Sometimes, clients might just need to go on a long walk instead of a focused workout. This can be a great opportunity.

For one thing, it allows them time outside and moving. This increases the dopamine levels in the brain, which are responsible for feeling pleasure, the ability to plan, think, and function normally. Getting the body moving, and doing so outdoors if possible, will help boost this from the beginning.

Then, as they ease into the walk, you could even stop at particular intervals to do various calisthenic exercises, if they feel up to it. Try to read their feelings in situations like these. The mental benefits of even this basic adaptation can be huge.

If they’re still okay with doing a more focused workout though, try to incorporate what they enjoy. If they like to lift weights, do a basic lifting regimen that they can really sink their stress into. If they prefer aerobic exercise, try to find one that keeps their mind engaged.

Exercise is nice because once they start doing it and feel the positive energy, likely they will continue. Working out can be an incredible boon to the mood, and you should never take that for granted.

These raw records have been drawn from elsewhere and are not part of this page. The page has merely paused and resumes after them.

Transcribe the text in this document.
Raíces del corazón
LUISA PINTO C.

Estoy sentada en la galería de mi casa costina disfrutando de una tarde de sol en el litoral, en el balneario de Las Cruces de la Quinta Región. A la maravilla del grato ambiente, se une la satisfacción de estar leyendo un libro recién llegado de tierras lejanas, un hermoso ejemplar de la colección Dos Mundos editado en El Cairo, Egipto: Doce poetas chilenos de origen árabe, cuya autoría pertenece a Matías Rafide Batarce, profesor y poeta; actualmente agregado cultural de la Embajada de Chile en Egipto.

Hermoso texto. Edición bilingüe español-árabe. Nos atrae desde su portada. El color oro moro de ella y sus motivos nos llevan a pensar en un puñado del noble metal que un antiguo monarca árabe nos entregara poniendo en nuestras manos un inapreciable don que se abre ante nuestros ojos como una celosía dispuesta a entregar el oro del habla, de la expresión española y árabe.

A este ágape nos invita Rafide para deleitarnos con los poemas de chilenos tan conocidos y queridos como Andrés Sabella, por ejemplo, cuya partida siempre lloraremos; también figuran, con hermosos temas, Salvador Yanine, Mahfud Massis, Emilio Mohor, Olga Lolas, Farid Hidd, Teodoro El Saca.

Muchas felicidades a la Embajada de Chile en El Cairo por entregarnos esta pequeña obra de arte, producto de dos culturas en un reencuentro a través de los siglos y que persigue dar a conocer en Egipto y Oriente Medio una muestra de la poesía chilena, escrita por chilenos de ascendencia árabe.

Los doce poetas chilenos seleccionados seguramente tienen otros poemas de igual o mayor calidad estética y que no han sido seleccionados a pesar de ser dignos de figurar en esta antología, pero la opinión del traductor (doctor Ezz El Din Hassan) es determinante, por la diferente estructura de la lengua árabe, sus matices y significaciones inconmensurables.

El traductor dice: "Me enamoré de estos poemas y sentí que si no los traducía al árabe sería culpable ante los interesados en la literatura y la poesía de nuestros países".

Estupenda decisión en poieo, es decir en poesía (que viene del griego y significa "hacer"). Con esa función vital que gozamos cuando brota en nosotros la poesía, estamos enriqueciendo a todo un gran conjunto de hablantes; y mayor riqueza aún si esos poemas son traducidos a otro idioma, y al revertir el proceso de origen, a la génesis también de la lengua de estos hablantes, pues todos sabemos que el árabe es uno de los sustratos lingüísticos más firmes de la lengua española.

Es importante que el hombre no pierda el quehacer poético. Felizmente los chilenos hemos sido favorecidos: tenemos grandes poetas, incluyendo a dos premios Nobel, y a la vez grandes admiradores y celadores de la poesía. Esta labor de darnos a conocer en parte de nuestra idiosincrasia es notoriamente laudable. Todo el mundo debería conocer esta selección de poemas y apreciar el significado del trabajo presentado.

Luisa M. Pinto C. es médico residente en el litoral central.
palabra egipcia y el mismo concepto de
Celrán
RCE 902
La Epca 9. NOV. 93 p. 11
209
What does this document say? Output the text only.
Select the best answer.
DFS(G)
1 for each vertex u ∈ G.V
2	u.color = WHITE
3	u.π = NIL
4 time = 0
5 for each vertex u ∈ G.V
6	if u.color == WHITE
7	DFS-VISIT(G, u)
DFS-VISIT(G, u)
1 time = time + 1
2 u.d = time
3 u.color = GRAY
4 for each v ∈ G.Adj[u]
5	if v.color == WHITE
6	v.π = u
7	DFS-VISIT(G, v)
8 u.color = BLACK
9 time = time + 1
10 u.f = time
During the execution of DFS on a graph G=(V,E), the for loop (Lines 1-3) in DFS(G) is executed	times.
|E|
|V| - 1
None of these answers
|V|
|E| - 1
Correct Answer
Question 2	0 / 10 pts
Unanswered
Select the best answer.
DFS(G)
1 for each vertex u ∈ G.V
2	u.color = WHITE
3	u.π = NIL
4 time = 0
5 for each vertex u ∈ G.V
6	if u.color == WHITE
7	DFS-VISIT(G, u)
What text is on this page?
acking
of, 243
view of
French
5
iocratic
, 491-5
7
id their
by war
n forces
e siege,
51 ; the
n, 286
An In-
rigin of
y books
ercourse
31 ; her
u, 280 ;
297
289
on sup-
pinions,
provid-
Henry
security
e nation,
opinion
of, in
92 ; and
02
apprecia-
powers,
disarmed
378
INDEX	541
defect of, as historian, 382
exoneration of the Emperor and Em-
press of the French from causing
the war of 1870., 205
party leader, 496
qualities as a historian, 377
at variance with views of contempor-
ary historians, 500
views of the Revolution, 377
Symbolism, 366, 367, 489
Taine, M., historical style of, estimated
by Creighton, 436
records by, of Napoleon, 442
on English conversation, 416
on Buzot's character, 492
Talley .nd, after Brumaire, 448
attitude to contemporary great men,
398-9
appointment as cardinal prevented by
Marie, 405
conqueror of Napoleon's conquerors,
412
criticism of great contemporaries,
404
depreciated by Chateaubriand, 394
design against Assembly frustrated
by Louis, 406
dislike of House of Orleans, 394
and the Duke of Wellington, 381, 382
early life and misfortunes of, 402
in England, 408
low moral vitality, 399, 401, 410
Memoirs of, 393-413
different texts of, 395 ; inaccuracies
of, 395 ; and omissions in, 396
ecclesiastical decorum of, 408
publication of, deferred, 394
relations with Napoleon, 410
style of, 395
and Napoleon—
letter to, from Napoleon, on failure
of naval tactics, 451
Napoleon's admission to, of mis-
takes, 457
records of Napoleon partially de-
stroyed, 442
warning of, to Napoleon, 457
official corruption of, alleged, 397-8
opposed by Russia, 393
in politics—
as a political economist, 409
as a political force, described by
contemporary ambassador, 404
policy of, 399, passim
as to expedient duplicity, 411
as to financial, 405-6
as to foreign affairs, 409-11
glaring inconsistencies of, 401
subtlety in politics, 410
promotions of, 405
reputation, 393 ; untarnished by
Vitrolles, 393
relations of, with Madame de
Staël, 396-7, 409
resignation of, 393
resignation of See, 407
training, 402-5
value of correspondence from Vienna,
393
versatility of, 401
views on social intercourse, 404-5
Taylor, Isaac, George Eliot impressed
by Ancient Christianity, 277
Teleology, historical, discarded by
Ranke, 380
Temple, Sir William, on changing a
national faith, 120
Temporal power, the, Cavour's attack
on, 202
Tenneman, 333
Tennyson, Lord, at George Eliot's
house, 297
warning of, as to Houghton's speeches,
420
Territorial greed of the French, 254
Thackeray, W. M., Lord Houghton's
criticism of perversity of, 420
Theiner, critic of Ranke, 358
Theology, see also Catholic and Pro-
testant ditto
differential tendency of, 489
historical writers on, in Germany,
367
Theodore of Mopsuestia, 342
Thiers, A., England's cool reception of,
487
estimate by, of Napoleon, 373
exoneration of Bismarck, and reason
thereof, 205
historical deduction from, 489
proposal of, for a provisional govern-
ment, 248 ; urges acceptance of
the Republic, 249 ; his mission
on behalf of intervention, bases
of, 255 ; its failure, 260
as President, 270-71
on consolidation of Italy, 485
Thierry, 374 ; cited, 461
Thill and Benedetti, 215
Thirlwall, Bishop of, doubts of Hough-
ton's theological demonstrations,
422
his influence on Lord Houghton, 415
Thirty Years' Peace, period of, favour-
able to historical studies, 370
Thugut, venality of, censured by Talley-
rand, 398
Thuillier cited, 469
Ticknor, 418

Empathy, Empathy, Empathy…

When it comes down to it, one of the most frustrating components of mental health problems is that they are invisible. A person can appear perfectly healthy yet have an issue that prevents them from succeeding.

It can be difficult to tell the difference between people who need a firm hand and those who need you to lay off a little bit. This is where emotional intelligence and communication come into the picture.

This is another reason that you need to really get to know your clients. Make them feel comfortable and allow them to be vulnerable. If you have had personal experiences with mental health issues, be it your own or someone close to you, you might try sharing.

Mental health is an essential component of overall wellness. Unfortunately, it still faces many stigmas to this day. The best way to move forward is with empathy and compassion—treating others as you would want to be treated.